I mentioned in an earlier post how it was not uncommon in the screen trade to have multiple writers take a pass at projects. There are also the circumstances when your work must pass through a gatekeeping story editor or showrunner. The best of these are close readers who can spot weaknesses and areas where improvements can be made. The best are aware of writers’ strengths and how to best exploit them for the betterment of the show. I’ve worked with a couple of story editors that were brilliant, who got the most from the writers and so the best value for the producers.
The worst of them see scripts as atomized units of dialogue and action that can be cut and pasted (there is a “quantity theory of film production”, producers who imagine they are getting more for their money by asking the writer to turn in a script that is too long and they can “trim” later), who presume to change lines without consultation, who use someone else’s script as a trojan horse in which they can hide ideas of their own that have otherwise been rejected.
The very worst are just deaf to speech and therefore incapable of understanding how dialogue works.

Lately I’ve noticed a plague of “story robots” (my terminology) being shoe-horned into scripts. These are characters whose dialogue functions solely as plot exposition or, worse, to reiterate elements of the plot that may not have been fully understood by the slower-witted in the audience. The players in a CSI episode are almost all story robots, just offering up information that advances the plot. The show doesn’t pretend to be anything else.

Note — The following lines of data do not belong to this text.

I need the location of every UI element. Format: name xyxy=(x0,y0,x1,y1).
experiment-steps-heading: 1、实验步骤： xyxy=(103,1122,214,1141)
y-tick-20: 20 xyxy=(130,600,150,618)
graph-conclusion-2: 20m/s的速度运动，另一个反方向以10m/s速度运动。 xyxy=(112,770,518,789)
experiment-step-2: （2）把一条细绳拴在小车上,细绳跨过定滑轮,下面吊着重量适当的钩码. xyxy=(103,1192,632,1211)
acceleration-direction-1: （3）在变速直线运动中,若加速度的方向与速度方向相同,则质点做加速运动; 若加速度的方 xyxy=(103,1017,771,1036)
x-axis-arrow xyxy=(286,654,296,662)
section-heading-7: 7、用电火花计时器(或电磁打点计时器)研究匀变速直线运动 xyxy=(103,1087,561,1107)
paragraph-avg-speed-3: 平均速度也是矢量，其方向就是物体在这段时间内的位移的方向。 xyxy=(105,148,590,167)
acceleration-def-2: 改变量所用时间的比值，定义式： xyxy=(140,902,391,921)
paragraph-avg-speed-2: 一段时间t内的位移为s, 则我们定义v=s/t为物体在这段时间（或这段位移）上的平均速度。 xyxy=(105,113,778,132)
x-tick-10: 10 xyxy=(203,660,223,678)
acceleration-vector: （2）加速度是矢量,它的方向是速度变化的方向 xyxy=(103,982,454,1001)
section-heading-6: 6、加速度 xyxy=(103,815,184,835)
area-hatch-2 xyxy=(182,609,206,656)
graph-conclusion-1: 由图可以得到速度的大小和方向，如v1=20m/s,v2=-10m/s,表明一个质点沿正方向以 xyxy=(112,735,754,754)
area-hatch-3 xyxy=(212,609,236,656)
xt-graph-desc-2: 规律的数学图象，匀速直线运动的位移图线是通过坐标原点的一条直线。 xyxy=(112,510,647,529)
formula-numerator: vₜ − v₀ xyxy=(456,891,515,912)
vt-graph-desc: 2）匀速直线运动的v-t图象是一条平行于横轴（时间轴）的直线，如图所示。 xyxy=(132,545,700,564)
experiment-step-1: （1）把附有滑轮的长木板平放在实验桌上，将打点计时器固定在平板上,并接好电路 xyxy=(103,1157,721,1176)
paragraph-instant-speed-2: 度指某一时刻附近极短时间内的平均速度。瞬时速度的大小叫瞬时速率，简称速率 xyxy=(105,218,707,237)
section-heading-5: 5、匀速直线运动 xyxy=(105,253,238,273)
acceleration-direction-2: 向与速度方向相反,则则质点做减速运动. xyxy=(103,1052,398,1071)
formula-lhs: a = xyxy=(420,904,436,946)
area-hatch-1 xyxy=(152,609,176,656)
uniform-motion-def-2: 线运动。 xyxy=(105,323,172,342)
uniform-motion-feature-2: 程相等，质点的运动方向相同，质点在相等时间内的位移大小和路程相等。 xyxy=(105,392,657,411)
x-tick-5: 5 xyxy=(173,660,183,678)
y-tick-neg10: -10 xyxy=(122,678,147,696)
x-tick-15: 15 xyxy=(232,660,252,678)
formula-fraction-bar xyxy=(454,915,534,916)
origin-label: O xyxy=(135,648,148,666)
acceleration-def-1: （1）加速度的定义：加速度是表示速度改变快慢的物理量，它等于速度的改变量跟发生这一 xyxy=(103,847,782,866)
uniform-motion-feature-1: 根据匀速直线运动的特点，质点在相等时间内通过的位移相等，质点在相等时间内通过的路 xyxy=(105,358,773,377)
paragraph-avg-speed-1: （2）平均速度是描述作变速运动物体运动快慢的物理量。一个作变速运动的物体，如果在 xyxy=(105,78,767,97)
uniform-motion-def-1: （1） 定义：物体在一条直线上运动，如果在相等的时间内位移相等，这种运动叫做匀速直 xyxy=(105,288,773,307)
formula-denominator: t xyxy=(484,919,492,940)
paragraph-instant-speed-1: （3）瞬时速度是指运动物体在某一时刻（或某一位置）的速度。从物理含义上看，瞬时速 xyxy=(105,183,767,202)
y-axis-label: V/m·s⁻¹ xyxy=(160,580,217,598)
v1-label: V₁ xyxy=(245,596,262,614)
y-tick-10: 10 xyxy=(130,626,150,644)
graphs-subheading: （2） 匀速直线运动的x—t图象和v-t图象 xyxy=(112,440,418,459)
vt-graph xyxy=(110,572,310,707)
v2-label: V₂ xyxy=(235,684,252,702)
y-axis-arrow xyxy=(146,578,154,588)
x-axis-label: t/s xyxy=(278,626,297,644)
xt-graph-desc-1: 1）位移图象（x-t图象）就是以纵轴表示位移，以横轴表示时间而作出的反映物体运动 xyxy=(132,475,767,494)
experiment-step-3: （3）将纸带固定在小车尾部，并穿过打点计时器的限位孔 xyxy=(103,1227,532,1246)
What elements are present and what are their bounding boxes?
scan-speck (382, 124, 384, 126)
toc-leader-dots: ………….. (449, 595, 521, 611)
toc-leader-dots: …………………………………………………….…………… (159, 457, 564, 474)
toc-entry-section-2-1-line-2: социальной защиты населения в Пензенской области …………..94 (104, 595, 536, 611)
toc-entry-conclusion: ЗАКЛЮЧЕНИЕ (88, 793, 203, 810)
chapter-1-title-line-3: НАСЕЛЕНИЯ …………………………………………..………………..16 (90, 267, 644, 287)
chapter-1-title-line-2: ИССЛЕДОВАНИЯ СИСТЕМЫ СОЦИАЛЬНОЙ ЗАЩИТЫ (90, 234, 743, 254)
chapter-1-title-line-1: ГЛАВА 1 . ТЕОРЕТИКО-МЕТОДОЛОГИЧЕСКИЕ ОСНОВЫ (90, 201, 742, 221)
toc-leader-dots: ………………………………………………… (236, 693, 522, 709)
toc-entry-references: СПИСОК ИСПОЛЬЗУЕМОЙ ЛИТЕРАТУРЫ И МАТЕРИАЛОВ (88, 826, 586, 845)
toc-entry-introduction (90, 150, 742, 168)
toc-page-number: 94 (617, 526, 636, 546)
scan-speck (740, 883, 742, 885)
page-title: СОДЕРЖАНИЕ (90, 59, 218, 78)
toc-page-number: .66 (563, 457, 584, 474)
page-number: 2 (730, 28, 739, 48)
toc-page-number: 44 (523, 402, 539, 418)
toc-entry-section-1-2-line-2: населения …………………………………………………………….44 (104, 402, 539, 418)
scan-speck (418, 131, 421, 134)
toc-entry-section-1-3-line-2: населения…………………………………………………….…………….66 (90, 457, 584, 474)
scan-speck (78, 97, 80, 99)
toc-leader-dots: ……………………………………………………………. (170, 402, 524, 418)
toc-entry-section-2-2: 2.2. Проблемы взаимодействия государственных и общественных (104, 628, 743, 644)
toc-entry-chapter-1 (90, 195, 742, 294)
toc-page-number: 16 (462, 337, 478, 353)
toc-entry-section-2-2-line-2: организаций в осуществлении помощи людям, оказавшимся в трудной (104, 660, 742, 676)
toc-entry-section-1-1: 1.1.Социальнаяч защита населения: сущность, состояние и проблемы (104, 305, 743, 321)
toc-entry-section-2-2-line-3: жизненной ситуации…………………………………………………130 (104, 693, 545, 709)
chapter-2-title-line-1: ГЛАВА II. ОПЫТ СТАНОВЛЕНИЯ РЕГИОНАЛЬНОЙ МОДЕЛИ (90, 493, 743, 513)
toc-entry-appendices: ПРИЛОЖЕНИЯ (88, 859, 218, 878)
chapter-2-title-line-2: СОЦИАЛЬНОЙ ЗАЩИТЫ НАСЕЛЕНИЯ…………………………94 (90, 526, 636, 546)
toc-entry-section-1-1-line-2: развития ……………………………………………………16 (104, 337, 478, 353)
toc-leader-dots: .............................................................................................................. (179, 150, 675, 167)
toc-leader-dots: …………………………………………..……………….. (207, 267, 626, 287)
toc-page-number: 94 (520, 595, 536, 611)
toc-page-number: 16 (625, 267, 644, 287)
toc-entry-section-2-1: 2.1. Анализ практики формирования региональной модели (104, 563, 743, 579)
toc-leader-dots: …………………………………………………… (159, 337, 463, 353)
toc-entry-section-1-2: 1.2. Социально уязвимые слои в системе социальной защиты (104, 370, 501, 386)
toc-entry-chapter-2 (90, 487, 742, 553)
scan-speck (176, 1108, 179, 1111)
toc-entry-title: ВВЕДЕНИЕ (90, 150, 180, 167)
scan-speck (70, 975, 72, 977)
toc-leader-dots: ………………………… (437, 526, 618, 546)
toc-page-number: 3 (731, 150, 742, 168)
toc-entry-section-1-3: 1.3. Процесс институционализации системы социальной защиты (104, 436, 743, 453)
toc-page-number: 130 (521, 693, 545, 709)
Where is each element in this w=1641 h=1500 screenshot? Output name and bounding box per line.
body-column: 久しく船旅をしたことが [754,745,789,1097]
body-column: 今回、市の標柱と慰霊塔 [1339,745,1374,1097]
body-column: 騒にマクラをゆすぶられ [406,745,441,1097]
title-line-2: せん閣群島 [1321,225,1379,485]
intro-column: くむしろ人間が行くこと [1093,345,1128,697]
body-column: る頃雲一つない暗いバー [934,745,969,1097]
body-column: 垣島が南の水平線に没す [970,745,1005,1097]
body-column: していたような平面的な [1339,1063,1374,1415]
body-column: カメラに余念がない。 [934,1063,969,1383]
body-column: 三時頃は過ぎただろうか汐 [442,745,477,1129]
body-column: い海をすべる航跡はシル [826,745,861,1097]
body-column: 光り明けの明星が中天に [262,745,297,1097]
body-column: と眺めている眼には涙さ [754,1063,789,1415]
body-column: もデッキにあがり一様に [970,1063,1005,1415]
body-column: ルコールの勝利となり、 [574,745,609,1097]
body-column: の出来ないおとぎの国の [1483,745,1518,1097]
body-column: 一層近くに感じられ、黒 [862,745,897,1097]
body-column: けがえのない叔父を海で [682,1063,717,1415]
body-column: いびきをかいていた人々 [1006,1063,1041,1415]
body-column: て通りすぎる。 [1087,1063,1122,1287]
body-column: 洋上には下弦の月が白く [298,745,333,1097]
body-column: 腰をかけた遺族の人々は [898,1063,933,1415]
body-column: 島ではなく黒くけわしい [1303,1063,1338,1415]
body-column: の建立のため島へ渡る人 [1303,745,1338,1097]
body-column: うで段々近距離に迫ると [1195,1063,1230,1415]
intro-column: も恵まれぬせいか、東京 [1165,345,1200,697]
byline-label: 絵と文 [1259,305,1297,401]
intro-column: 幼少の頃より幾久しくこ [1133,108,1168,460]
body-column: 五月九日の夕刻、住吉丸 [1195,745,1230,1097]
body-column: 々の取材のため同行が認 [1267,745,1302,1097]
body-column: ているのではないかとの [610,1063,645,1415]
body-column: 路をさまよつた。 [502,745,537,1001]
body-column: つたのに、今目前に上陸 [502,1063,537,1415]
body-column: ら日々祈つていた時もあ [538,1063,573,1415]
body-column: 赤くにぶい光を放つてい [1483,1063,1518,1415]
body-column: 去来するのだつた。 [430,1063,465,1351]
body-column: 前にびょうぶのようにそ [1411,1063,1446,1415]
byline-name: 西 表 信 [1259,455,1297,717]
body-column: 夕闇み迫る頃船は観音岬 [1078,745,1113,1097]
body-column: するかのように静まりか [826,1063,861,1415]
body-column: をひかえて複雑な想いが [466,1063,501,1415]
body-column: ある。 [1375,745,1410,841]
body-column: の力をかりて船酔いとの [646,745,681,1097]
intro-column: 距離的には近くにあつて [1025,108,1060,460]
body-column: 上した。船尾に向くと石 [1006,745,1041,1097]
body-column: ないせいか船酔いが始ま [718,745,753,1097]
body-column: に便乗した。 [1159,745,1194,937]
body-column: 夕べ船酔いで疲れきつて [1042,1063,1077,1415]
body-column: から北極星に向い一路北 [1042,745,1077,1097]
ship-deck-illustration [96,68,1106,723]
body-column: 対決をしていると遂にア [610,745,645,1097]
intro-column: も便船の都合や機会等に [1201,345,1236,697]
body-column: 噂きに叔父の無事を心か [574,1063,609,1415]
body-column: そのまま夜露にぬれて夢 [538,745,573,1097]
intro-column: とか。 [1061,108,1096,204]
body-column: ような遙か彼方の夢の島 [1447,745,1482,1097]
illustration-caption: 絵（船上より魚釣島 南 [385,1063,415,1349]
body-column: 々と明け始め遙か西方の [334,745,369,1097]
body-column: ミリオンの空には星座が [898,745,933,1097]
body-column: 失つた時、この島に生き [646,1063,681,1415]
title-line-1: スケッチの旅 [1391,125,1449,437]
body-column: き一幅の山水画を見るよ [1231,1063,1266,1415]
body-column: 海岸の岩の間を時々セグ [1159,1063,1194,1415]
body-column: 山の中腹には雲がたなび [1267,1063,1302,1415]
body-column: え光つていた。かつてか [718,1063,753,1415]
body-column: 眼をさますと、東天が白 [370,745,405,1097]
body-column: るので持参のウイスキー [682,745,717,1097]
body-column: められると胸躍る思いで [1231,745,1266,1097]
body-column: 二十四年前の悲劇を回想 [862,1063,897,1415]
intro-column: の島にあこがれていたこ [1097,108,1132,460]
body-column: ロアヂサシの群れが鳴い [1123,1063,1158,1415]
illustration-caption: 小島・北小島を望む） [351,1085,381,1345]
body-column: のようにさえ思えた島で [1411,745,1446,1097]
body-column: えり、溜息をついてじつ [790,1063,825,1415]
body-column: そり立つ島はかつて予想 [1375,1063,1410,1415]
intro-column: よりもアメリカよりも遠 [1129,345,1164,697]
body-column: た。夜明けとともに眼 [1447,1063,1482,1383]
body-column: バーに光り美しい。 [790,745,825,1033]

I’m not observing anything new here, dramatic writers have been complaining about it forever, just offering that it seems to be happening more often. I worry that, because the margins are so poor on pictures these days, their makers simply can’t afford to lose that part of a potential audience that are morons.
I recently watched “The International” and the character played by Naomi Watts did nothing but explain what should have been obvious to all but the thickest viewers. Shame about that because Ms. Watts is an extraordinary talent, wasted in the film. The scene below is a brilliant twist on the story robot problem, David Lynch looks like he’s giving us a mannered scene with almost laughably expository dialogue and then the thing just about catches fire, actors playing actors suddenly becoming real. Wow. Great spoof of directors and leading men too. “Poor Wally, he’ll never get that picture made.”